Identification. MDiD assumes that the counterfactual distribution of untreated potential outcomes for the treated group in the post period is a location shift of the treated group's pre-period distribution: $$F_{Y(0),\text{post}|D=1}(y) = F_{Y,\text{pre}|D=1}(y - \Delta)$$ where \(\Delta = E[Y_{\text{post}}|D=0] - E[Y_{\text{pre}}|D=0]\) is the mean DiD (the change in mean outcomes for the untreated group). The counterfactual quantile function is therefore \(Q_{Y(0),\text{post}|D=1}(\tau) = Q_{Y,\text{pre}|D=1}(\tau) + \Delta\).

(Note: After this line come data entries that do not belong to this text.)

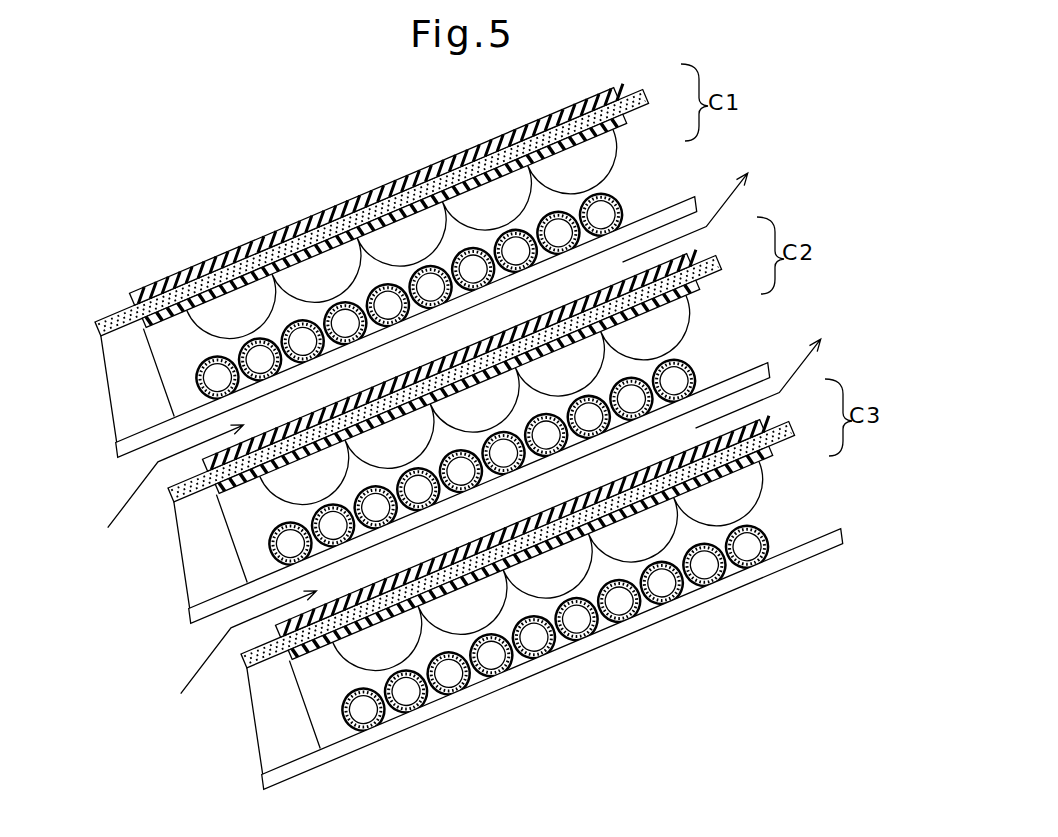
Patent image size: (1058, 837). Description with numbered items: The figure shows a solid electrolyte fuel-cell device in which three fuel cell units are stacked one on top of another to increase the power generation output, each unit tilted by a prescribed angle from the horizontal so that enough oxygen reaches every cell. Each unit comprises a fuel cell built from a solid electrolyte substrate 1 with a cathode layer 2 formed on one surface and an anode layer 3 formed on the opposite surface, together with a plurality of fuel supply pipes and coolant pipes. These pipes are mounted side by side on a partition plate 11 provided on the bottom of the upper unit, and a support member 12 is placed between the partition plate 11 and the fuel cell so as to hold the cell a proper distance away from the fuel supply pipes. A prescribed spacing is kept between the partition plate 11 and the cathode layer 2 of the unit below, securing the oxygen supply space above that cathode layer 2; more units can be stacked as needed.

The solid electrolyte substrate 1 is at (645, 97).
The cathode layer 2 is at (614, 88).
The anode layer 3 is at (628, 122).
The partition plate 11 is at (117, 456).
The support member 12 is at (110, 387).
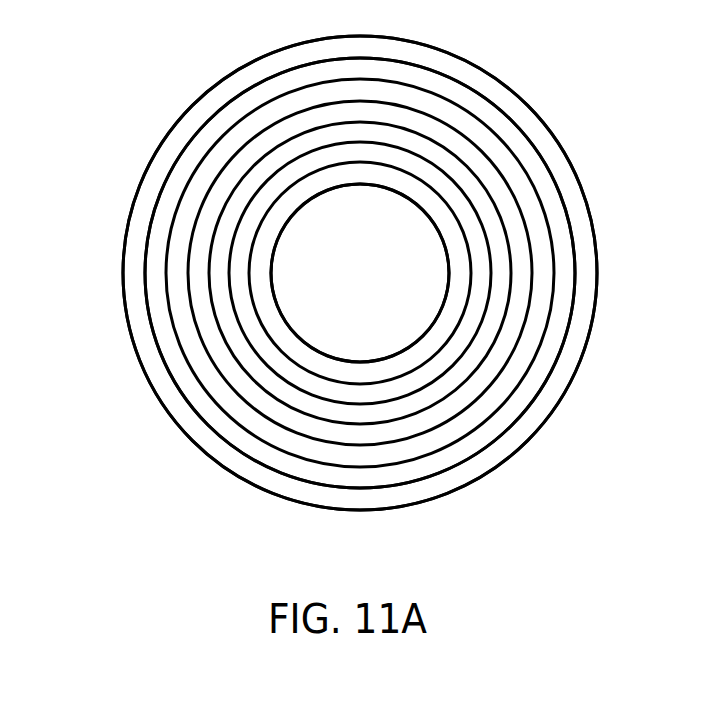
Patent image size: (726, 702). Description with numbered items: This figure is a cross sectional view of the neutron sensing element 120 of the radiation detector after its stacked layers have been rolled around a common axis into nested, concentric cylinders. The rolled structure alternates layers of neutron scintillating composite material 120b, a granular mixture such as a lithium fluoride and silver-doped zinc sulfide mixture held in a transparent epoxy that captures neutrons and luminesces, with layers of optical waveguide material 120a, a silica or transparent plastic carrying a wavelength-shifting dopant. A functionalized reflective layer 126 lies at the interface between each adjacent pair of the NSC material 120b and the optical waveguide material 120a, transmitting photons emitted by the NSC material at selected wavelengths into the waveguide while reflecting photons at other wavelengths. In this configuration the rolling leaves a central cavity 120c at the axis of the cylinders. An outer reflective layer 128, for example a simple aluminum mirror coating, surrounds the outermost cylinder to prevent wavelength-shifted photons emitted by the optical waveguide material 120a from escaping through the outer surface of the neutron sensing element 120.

The neutron sensing element 120 is at (142, 95).
The optical waveguide material 120a is at (450, 387).
The neutron scintillating composite material 120b is at (457, 197).
The cavity 120c is at (327, 323).
The functionalized reflective layer 126 is at (270, 146).
The outer reflective layer 128 is at (128, 228).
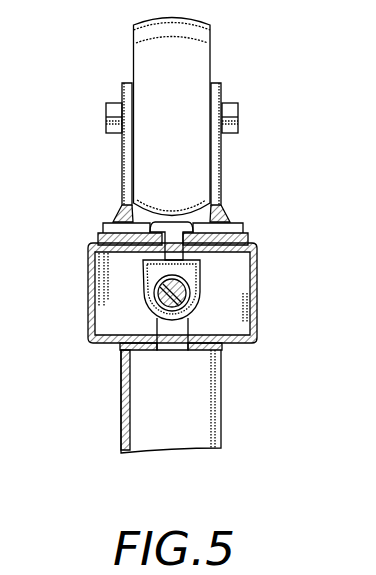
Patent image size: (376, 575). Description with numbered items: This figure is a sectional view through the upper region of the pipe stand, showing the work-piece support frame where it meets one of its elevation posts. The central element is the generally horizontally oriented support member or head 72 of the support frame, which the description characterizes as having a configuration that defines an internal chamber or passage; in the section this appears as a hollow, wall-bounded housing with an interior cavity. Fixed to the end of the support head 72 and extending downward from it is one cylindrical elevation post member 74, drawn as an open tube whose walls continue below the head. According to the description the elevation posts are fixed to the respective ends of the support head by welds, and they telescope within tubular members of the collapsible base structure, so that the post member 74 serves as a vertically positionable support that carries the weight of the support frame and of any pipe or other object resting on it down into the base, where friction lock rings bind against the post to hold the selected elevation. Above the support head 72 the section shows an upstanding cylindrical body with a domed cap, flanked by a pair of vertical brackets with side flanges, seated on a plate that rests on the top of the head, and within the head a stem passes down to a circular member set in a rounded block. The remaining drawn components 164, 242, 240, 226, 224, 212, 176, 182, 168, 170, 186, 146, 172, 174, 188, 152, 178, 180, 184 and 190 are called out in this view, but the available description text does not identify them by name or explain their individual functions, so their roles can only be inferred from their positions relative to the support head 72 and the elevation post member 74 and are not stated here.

The valve assembly 164 is at (243, 42).
The cap 242 is at (136, 40).
The mounting flange 240 is at (238, 118).
The left support bracket 226 is at (121, 170).
The right support bracket 224 is at (225, 167).
The mounting plate 212 is at (197, 220).
The housing 176 is at (257, 247).
The gasket 182 is at (98, 244).
The left housing wall 168 is at (88, 271).
The right housing wall 170 is at (257, 264).
The valve body 186 is at (150, 286).
The valve member 146 is at (200, 288).
The housing sidewall 172 is at (88, 311).
The housing sidewall 174 is at (257, 315).
The valve seat 188 is at (155, 313).
The housing bottom wall 152 is at (257, 326).
The support head 72 is at (90, 345).
The outlet flange 178 is at (250, 345).
The outlet opening 180 is at (222, 351).
The cylindrical elevation post member 74 is at (222, 419).
The conduit wall 184 is at (124, 353).
The valve stem 190 is at (176, 337).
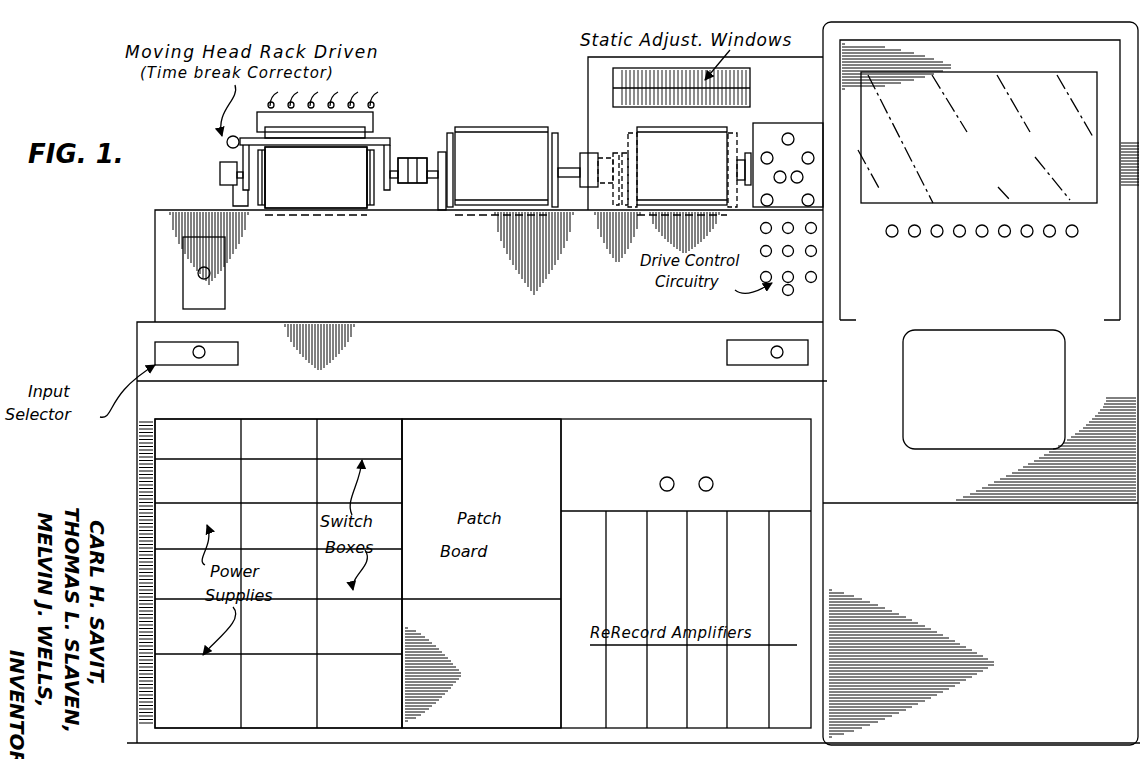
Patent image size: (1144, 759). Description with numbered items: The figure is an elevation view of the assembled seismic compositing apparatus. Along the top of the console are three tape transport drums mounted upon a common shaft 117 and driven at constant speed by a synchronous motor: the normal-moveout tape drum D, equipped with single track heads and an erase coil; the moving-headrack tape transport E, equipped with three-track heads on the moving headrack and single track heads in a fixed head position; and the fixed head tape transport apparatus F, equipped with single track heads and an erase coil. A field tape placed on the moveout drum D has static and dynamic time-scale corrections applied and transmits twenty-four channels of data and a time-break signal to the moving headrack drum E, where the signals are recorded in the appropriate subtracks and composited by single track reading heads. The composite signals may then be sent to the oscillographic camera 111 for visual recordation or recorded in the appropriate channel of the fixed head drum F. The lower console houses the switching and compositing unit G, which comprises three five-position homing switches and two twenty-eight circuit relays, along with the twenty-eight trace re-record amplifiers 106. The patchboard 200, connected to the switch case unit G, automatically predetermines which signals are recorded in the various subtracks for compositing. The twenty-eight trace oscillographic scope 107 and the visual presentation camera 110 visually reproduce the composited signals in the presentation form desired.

Covariate adjustment. With covariates, the scalar shift \(\Delta\) is replaced by a unit-specific conditional mean shift \(\Delta(X_i) = E[Y_{\text{post}}|D=0, X_i] - E[Y_{\text{pre}}|D=0, X_i]\), estimated by weighted OLS on the control group in each period. The counterfactual for treated pre-period unit \(i\) is \(Y_{\text{pre},i} + \Delta(X_i)\). The unconditional counterfactual distribution is the empirical CDF of these shifted values, which by the law of iterated expectations consistently estimates \(F_{Y(0),\text{post}|D=1}(y) = \int F_{Y,\text{pre}|D=1,X=x}(y - \Delta(x))\,dF_{X|D=1}(x)\).

Usage

mdid_gt(gt_data, xformula = ~1, ...)

Arguments

gt_data

A data frame (typically a gt_data_frame from ptetools) with columns name ("pre" or "post"), D (treatment dummy), Y (outcome), id (unit identifier), .w (sampling weights), and any covariate columns referenced by xformula.

xformula

One-sided formula for covariates. Default ~1 uses no covariates. With covariates, separate weighted OLS regressions are fit on the control group in each period; see Details above.

...

Additional arguments passed through by ptetools; not used directly.

Value

A ptetools::attgt_noif object with the ATT estimate and, in extra_gt_returns, three objects: F1 (weighted ECDF of observed treated outcomes in the post period), F0 (weighted ECDF of counterfactual untreated outcomes for the treated group), and Fte (weighted ECDF of individual treatment effects; NULL for repeated cross sections).

References

Athey, Susan and Guido Imbens. “Identification and Inference in Nonlinear Difference-in-Differences Models.” Econometrica 74(2), pp. 431-497, 2006.

Thuysbaert, Bram. “Distributional Comparisons in Difference in Differences Models.” Working Paper, 2007.